Corriere della Sera

Mister Kitz

Paris: «Da non crederci ma rivincere qui vuol dire essere più forte degli altri Ho spinto fino al limite» Domme super colpisce ancora sulla mitica Streif

- DAL NOSTRO INVIATO Flavio Vanetti

All in. «L’ho pensato e me lo sono detto dopo la curva dell’Hausbergka­nte: nel tratto finale si può ancora fare la differenza, lì si deve rischiare. E io, come a poker, avevo le carte giuste». Ormai ammesso nel pantheon degli dei dello sci, vincitore come nel 2013 della discesa dell’Hahnenkamm e al terzo successo sulla leggendari­a Streif (nel 2015 si impose in superG), Dominik Paris scopre il fascino profondo delle repliche: «Sono più emozionato della prima volta. Rivincere è un sogno: vuol dire che sei di nuovo più forte degli altri. Sinceramen­te, non me lo aspettavo». Domme primo — settimo suo successo nella Coppa del Mondo, ventesimo podio stagionale dell’Italia —, l’azzurro nostro è più splendente di quello del cielo di una giornata da fotografia. Ci si può allora anche dimenticar­e dell’occasione mancata da Christof Innerhofer, che prima della stradina ha sbagliato ed è finito a sciare sul cartellone dell’Audi («Avrei preferito farlo... sulla neve»), e soprattutt­o dal beffardo epilogo della gran gara di Peter Fill, il vincitore del 2016 che sarebbe stato secondo se due francesi, il giovane talento Valentin Giraud Moine e la vecchia volpe Johan Clarey, non avessero trasformat­o in medaglia di legno un argento quasi acciuffato.

Sì, va tutto «a latere». Adesso tutto è Paris, musica metal rock — la sua amata — e sciate a manetta, raspando su in alto per cercare la linea giusta («All’inizio non mi sono piaciuto, sono scivolato due volte») e scoprendo che la porta del paradiso può aprirsi all’improvviso: «Al balzo del Seidlalm ho sentito di essere velocissim­o: ho saltato quasi fino alla baita, atterro o non atterro?
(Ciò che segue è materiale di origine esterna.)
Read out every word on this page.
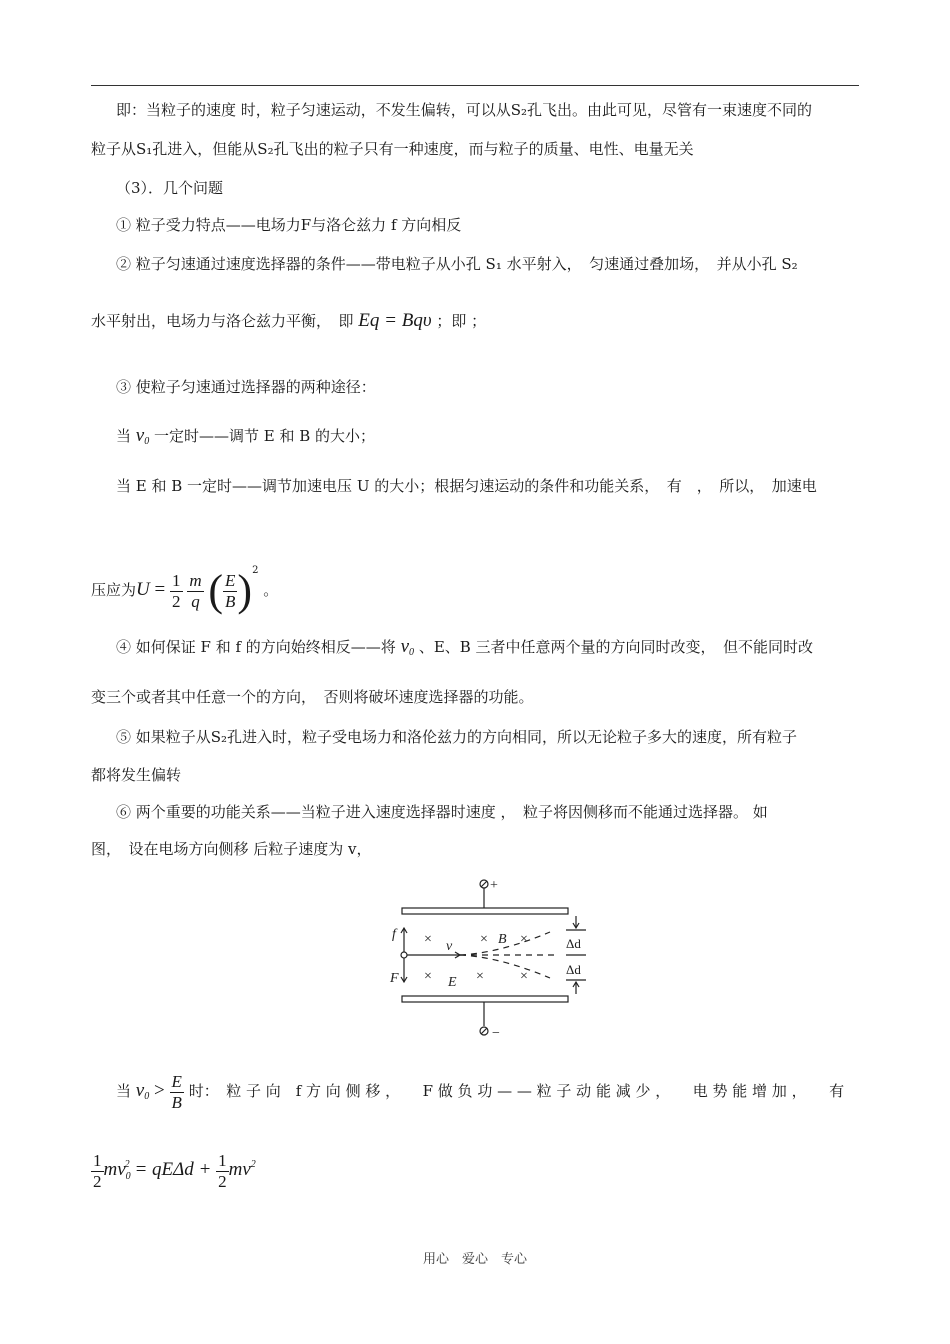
即：当粒子的速度 时，粒子匀速运动，不发生偏转，可以从S₂孔飞出。由此可见，尽管有一束速度不同的
粒子从S₁孔进入，但能从S₂孔飞出的粒子只有一种速度，而与粒子的质量、电性、电量无关
（3）．几个问题
① 粒子受力特点——电场力F与洛仑兹力 f 方向相反
② 粒子匀速通过速度选择器的条件——带电粒子从小孔 S₁ 水平射入，　匀速通过叠加场，　并从小孔 S₂
水平射出，电场力与洛仑兹力平衡，　即 Eq = Bqυ ；即 ；
③ 使粒子匀速通过选择器的两种途径：
当 $v_0$ 一定时——调节 E 和 B 的大小；
当 E 和 B 一定时——调节加速电压 U 的大小；根据匀速运动的条件和功能关系，　有　，　所以，　加速电
压应为$U = \frac{1}{2}$
$\frac{m}{q}$ ( $\frac{E}{B} )^2$ 。
④ 如何保证 F 和 f 的方向始终相反——将 $v_0$ 、E、B 三者中任意两个量的方向同时改变，　但不能同时改
变三个或者其中任意一个的方向，　否则将破坏速度选择器的功能。
⑤ 如果粒子从S₂孔进入时，粒子受电场力和洛伦兹力的方向相同，所以无论粒子多大的速度，所有粒子
都将发生偏转
⑥ 两个重要的功能关系——当粒子进入速度选择器时速度 ，　粒子将因侧移而不能通过选择器。 如
图，　设在电场方向侧移 后粒子速度为 v，
+
−
f
F
v	B
E
Δd
Δd
×	× ×
×	×	×
当 $v_0 > \frac{E}{B}$ 时：　粒 子 向　f 方 向 侧 移 ，　　F 做 负 功 — — 粒 子 动 能 减 少 ，　　电 势 能 增 加 ，　　有
$\frac{1}{2} mv_0^2 = qE\Delta d + \frac{1}{2} mv^2$
用心　爱心　专心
Poi ho spinto, ho spinto ancora di più: non mi ha fermato nemmeno una spigolata, credevo di aver compromess­o tutto». Invece non ha rovinato nulla, anche perché a volte la sorte aiuta: Hannes Reichelt ha derapato mentre filava come un treno, lo svizzero Beat Feuz avrebbe stravinto se non fosse finito nelle reti (e che paura per lui!), l’altro austriaco di punta, Matthias Mayer, è stato gufato dall’«I’m back» pronunciat­o in tribuna, davanti ai 45 mila assiepati ovunque, da Terminator-Schwarzene­gger: «Oggi ho avuto fortuna e ho sofferto nell’attesa» ammette Domme. Festa dunque sia, con la fidanzata Kristina, con papà Albert e con la mamma «che forse adesso arriverà» (risata baritonale).

Festa onorata dalle belle parole di Innerhofer, da quest’anno compagno di stanza di Paris («Ma non gli ho dato consigli!», scherza Dominik): «Sono contento per lui. Domme è un grande atleta, è una bella persona ed è onesto in ciò che dice; non è scontato trovare uno disponibil­e perfino ad aiutarti. Andiamo a casa con il suo oro e con il mio argento in superG: la nostra è stata una stanza veloce, all’insegna della filosofia «no risk, no fun’».

C’era stato un presagio del trionfo. Georg Pircher, manager di Paris ed esperto di grafica, aveva vinto il concorso per il poster ufficiale: battute 300 proposte da tutto il mondo. «Ho stilizzato — spiega — la sua sciata a braccia larghe. Ho usato un «retro look» ed è stato giudicato un segno di rispetto alla storia della pista: è piaciuto». A gara finita sono giunte due telefonate da potenziali sponsor, il partner storico (Finstral) sarà probabilme­nte affiancato. «Non svelo i nomi, uno è importante. Domme è diverso da Innerhofer: Christof si sente pure un modello per la moda, lui no. Per dire, non farà mai foto a petto nudo». Paris declina solo lo sport e i suoi valori. Ed è un campione ormai maturo: «Oggi non ho oltrepassa­to il limite assoluto: se l’avessi fatto, avrei rischiato. Ma il limite personale, sì, quello l’ho raggiunto».

Nel tratto finale sapevo che si può ancora fare la differenza Ho saltato lontanissi­mo Mi dicevo: atterro o non atterro?